Решение Путина стать премьером (если только это серьезное решение, а не такое, которое будет переиграно сразу после выборов) порождает нестабильную и неудобную ситуацию. Не может быть сомнений, что Путин и Медведев прекрасно друг к другу относятся и доверяют друг другу. Но все равно ситуация «Медведев – президент, Путин – премьер» будет создавать для них множество неприятных и неудобных моментов. (Уже возникла шутка: «Будет ли на столе премьера Путина стоять портрет президента Медведева?») Но она неудобна и болезненна и для русского массового сознания, которое будет стремиться избавиться от раздражающей его ситуации «частичного царя» или «двух царей» (если есть два царя, то один из них – «ненастоящий», самозванец). Потребности нашего сознания будут расшатывать созданную решением Путина неустойчивую конструкцию, расширяя любую крохотную трещину в отношениях Путина и Медведева и подталкивая их к восстановлению «нормальной» власти. Уже сейчас, как мне представляется, проявились две противоположные тенденции как-то разрешить эту ситуацию.

Одна – это идея провозглашения Путина «национальным лидером», то есть фактически низведения Медведева до роли «пешки» и временной фигуры, отделения верховной власти от должности и превращения ее в чисто персональную. Это естественная реакция сознания нашей чиновничьей, да и народной массы на новую и неудобную ситуацию. Но здесь опять-таки стремление избежать одной болезненной ситуации приводит к другой, еще более болезненной. Мы не Латинская Америка с ее сломленной в борьбе за независимость монархической традицией и возникшей традицией неформальной власти «сильных людей», атаманов-каудильо. У нас и власть, и народная любовь слишком связаны с «царским местом». Разорвать эту связь еще труднее, чем пережить медведевско-путинское «двоевластие».

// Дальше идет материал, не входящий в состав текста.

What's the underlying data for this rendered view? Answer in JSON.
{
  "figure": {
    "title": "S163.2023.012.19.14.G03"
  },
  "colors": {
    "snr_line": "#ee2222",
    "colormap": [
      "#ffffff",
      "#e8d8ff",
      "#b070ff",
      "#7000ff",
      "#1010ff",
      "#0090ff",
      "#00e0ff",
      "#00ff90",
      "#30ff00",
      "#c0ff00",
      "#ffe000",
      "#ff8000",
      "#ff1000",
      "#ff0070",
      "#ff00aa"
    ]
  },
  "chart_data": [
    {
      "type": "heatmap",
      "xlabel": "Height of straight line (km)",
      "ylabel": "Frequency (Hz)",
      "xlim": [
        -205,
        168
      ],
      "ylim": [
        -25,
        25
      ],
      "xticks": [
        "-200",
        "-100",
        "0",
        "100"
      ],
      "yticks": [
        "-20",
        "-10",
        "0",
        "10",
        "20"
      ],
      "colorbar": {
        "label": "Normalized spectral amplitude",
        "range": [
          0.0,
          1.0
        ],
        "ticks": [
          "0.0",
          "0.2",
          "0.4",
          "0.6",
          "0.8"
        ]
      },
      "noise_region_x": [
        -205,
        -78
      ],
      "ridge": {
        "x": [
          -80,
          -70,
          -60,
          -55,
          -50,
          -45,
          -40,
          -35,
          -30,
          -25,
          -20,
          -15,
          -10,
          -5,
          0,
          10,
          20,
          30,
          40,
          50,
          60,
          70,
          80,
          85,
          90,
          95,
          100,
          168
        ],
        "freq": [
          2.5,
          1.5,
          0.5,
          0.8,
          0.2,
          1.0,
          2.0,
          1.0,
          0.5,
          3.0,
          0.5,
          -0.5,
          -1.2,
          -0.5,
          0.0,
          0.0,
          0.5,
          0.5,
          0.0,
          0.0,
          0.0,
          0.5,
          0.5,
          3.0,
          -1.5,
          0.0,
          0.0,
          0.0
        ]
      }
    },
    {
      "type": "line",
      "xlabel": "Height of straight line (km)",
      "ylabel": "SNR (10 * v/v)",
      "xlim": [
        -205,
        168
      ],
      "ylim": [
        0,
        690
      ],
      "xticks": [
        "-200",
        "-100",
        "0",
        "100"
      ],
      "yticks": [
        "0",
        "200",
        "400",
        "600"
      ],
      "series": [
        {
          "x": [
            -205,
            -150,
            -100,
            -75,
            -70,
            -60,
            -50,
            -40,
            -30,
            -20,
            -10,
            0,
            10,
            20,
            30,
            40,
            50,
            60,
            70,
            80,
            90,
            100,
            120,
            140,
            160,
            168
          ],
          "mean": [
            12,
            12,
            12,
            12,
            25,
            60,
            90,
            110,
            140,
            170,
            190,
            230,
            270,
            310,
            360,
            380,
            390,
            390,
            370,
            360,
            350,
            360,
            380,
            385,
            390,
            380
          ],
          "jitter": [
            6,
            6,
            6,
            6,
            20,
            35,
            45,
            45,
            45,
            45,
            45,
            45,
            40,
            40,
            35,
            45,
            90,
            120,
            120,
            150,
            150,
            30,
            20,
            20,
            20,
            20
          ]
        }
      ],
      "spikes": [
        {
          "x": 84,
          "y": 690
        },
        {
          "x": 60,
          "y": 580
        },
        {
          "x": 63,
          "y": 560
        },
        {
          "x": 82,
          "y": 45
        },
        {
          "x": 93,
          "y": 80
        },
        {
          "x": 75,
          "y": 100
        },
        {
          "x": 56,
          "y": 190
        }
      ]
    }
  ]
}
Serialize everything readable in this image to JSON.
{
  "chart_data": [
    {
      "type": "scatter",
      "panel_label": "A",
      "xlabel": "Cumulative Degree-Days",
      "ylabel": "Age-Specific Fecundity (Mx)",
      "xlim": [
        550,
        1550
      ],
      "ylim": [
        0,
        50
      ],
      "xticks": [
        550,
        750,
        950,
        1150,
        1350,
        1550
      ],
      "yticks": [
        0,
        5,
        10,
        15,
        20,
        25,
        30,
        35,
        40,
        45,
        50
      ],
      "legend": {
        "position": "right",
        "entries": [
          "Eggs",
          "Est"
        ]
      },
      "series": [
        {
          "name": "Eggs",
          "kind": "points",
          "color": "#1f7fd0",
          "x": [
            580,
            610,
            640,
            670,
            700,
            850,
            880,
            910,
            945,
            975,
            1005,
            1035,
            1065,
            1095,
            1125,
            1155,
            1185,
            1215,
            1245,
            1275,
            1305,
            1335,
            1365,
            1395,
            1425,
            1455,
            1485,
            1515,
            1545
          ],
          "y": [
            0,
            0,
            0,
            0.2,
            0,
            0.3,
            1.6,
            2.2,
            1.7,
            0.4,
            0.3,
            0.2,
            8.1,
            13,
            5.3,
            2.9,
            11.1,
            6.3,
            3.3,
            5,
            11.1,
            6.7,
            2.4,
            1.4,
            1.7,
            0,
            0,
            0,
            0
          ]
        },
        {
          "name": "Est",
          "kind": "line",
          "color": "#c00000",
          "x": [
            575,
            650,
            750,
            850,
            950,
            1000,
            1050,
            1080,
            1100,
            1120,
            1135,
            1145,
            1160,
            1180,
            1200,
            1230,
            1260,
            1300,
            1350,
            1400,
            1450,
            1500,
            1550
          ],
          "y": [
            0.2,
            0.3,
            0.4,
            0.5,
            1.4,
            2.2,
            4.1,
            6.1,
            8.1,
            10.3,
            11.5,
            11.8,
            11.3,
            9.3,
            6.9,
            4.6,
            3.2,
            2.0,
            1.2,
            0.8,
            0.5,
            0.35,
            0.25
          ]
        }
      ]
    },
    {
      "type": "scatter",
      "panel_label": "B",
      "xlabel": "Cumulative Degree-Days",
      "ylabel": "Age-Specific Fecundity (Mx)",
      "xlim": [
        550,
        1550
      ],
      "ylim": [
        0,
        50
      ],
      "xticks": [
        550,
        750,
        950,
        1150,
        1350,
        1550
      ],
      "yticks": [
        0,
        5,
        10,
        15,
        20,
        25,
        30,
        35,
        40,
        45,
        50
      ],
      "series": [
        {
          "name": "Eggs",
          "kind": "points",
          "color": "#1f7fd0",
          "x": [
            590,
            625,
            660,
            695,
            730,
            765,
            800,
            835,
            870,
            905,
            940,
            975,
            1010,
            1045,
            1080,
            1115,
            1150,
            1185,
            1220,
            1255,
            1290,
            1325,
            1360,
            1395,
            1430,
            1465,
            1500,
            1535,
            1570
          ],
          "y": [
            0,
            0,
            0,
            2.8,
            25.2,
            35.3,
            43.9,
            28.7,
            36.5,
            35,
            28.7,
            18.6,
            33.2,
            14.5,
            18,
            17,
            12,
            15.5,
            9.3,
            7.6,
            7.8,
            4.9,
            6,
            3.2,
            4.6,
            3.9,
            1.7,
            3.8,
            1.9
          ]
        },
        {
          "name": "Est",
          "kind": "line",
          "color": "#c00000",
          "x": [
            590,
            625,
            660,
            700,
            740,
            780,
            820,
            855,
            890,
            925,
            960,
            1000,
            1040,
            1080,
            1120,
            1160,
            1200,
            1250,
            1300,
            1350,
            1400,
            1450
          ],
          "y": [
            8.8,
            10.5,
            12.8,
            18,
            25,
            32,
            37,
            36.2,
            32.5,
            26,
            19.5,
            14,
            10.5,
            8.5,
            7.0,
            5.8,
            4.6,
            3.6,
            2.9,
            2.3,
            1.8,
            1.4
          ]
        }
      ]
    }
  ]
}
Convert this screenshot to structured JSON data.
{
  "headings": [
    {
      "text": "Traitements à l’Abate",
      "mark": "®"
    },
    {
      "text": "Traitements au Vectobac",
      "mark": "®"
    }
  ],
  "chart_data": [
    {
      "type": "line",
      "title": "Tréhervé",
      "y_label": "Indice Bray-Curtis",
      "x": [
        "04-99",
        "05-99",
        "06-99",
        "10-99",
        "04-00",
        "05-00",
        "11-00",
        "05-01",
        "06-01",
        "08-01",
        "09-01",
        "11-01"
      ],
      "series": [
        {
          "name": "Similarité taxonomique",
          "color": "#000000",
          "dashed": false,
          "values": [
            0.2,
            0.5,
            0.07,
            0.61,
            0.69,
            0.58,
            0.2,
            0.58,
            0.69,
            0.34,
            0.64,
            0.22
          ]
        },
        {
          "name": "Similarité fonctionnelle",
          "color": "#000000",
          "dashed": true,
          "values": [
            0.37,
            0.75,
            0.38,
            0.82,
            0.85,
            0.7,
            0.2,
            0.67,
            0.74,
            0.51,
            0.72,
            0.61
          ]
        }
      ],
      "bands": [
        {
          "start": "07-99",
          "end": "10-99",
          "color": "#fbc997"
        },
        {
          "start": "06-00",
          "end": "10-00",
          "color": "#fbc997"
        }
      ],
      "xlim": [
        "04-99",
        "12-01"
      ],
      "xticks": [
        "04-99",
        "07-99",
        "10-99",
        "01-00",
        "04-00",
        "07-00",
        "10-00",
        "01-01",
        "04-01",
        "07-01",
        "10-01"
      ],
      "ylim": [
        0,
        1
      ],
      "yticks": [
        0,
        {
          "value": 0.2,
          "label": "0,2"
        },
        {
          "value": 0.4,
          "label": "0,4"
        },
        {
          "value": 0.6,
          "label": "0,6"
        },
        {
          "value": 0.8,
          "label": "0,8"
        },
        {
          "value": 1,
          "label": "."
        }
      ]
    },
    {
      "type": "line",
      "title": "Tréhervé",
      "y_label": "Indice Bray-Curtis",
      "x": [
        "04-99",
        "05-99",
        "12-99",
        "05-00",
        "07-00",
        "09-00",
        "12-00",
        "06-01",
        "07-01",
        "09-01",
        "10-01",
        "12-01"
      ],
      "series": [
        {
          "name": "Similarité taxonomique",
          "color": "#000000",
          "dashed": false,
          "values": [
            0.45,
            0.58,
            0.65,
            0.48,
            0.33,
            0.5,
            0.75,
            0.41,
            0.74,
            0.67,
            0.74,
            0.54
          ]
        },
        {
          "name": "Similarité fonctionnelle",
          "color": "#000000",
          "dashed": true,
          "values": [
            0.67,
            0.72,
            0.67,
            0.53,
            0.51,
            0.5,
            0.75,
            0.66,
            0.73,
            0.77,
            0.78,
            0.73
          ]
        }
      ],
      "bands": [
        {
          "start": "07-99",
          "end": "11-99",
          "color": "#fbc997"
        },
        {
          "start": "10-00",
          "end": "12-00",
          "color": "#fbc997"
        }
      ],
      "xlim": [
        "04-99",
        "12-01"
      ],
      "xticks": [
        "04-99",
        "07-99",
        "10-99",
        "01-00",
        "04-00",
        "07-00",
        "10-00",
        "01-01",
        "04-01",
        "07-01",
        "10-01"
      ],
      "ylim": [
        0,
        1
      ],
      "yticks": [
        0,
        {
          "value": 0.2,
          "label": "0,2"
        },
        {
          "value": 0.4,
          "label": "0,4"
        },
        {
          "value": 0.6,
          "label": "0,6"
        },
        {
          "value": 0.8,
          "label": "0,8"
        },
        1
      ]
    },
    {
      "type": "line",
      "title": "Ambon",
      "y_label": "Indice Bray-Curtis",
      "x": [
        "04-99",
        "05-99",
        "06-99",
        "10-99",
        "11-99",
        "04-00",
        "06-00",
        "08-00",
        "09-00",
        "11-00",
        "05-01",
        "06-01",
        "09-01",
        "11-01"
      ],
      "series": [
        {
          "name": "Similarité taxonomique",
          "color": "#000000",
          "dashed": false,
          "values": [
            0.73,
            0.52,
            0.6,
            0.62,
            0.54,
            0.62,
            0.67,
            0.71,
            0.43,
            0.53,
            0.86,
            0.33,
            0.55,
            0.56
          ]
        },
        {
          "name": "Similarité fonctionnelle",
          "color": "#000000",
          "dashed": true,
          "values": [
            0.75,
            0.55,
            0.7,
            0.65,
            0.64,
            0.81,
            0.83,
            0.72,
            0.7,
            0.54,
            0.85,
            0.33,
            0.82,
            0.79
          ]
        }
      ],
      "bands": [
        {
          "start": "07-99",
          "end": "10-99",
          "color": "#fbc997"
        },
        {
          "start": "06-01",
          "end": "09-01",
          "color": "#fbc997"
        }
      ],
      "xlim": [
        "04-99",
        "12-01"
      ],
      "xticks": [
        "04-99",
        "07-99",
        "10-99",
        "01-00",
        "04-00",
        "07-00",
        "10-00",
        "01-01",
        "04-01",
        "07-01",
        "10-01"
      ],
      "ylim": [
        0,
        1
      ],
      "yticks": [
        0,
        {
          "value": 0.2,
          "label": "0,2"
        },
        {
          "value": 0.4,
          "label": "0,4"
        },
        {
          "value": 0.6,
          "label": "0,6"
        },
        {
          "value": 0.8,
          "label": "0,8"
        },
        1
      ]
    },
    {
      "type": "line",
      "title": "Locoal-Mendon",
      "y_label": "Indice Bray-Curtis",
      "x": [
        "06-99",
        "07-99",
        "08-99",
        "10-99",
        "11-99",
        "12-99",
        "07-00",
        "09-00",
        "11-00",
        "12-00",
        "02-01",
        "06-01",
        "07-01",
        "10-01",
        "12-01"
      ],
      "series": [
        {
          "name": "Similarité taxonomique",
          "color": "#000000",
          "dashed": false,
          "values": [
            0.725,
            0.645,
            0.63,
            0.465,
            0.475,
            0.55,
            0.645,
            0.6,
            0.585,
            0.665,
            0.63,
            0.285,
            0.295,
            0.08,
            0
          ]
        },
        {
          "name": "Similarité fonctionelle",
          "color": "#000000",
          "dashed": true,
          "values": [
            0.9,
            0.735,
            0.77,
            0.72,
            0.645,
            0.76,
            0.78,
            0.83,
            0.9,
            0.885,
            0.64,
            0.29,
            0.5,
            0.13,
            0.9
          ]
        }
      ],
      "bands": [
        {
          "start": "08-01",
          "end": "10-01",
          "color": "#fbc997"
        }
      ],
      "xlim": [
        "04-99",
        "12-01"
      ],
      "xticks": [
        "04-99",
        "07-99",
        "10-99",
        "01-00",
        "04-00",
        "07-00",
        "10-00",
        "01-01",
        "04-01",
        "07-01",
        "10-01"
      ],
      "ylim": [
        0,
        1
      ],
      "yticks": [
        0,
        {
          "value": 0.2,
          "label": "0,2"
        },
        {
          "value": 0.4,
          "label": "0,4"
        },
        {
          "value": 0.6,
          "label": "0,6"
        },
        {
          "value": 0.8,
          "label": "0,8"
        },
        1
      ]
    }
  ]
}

Другая – это вряд ли случайно именно сейчас начавшие тиражироваться слухи о путинских 40 миллиардах. Объективно здесь – подготовка почвы для того, чтобы та же масса, которая только что восторгалась Путиным, бросилась топтать его («мы же не знали!»), а преемник получил возможность избавиться от мешающего ему предшественника. Это значительно более традиционный и привычный для нас вариант решения проблемы, но и его трудность и болезненность очевидны.

* * *

Никто не может сказать, как в конечном счете разрешится складывающаяся сейчас ситуация. Это зависит от тысячи факторов, которые определить и учесть невозможно, включая и принципиально не предугадываемые свободные решения действующих лиц разворачивающейся драмы (как принципиально непредсказуемо было историческое решение Путина). Но как бы она ни разрешилась, какое-то время нам придется жить в непривычной и неудобной ситуации неполной и разделенной власти.

Разумеется, все это еще очень далеко от демократии, которую провозгласил в 1991 году союз наивных людей и прохвостов. Но для того чтобы у нас стала возможной демократия, чтобы мы научились сами выбирать власть, нужны очень глубокие изменения в сознании. Нужна «десакрализация» власти, разрушение сидящей глубоко в нашем сознании архаически-монархической схемы безраздельной и кончающейся лишь со смертью правителя власти. Опыт XX века ослабил эту схему, но она была достаточно сильна, чтобы каждый раз при сломе государственной системы вновь выходить на поверхность и подчинять своей логике противоречащие ей новые формальные институты, превращая и идею советской власти, и устав партии, и демократическую Конституцию в фасады, камуфлирующие все то же самодержавие. Эта архаическая схема противоречит требованиям современного мира, мы в какой-то мере сознаем ее ущербность и стараемся от нее избавиться, но это настолько трудно, что каждый раз мы снова возвращаемся к ней, как продержавшийся какое-то время алкоголик возвращается к рюмке. Избавиться от глубоко укорененных, ставших уже характером привычек вообще без страданий невозможно. Поэтому неудобство, болезненность, даже неестественность той ситуации, в которую Путин ставит нас своими бог весть чем продиктованными решениями, – это полезная для нас болезненность, которая облегчит нам следующую неизбежную попытку выйти из порочного круга коротких «спазмов» переходящей в анархию свободы и длительных периодов авторитарной стабильности, готовящих новый «спазм».

В 2008 году мы сворачиваем с удобного и гладкого пути на какую-то странную ухабистую проселочную дорогу, где много непонятно куда ведущих развилок. Ехать будет трудно, но это лучше, чем без напряжения катиться в пропасть.